Crowdfunding : A new panacea for early stage companies?

Facebook’s recent acquisition of Oculus VR for $2B, after raising $2.4M on Kickstarter without giving away any equity, makes Crowdfunding look like a no brainer for any new company. Indeed, many entrepreneurs see these high profile examples of successful crowdfunding and think it will be easy for them to avoid raising an equity round or to demonstrate market validation to future investors.  However, according to Grandpoint’s SVP and Director of Technology and Venture Banking Petra Griffith, “Crowdfunding is not a panacea to fundraising – it’s hard work and much more akin to traditional fundraising than people might think.”

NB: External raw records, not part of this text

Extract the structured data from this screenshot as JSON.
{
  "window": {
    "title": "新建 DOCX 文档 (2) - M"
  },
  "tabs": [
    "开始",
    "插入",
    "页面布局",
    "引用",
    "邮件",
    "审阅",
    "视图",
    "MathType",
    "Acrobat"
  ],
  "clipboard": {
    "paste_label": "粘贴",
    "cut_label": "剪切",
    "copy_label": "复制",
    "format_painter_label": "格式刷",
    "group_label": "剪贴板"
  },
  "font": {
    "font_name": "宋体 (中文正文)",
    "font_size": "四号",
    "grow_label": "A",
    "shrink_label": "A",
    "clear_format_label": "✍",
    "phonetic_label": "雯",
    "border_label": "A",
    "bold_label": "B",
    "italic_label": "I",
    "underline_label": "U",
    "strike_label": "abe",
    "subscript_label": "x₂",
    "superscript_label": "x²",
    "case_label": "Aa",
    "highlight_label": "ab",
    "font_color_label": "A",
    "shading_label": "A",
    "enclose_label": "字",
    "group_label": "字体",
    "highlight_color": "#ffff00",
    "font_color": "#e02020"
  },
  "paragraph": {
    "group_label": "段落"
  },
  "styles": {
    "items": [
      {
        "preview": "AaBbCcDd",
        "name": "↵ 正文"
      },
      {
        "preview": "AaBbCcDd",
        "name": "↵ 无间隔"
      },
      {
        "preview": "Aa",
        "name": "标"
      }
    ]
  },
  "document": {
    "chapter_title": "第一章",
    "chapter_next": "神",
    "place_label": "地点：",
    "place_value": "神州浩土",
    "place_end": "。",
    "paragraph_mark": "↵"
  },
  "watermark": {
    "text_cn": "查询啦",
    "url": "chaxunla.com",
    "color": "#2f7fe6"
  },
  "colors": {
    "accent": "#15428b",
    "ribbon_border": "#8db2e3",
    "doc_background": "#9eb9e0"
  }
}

If you think crowdfunding might be a good tool for you, here are some tips to consider:

  • Build your brand and social media presence and have a core of dedicated followers before you begin a crowdfunding campaign.  “Think of a crowdfunding site as more of a transaction platform than a brand-building platform…Start with who you know. With early stage companies, people invest in people as much as the product. Take stock of all your relationships, from family and friends to your business and social networks, online and offline. Alumni groups are great sources of support, for example.”
  • Plan to have 30 percent of your funding lined up before you start your campaign, and work all your sources and contacts to keep the interest alive. “You want potential investors to see momentum, and not meeting your goal is the kiss of death.  Your campaign has to have traction,” cautions Petra. “Keep the discussion going through blogs, Twitter, Facebook and other social media as well as traditional channels such as public relations, email, phone calls and good old-fashioned personal contact.”
  • Don’t expect to raise millions of dollars through crowdfunding, although it can happen; it’s typically a source for small amounts of investment, and best suited for early stage companies with both a compelling product – especially consumer products – and message.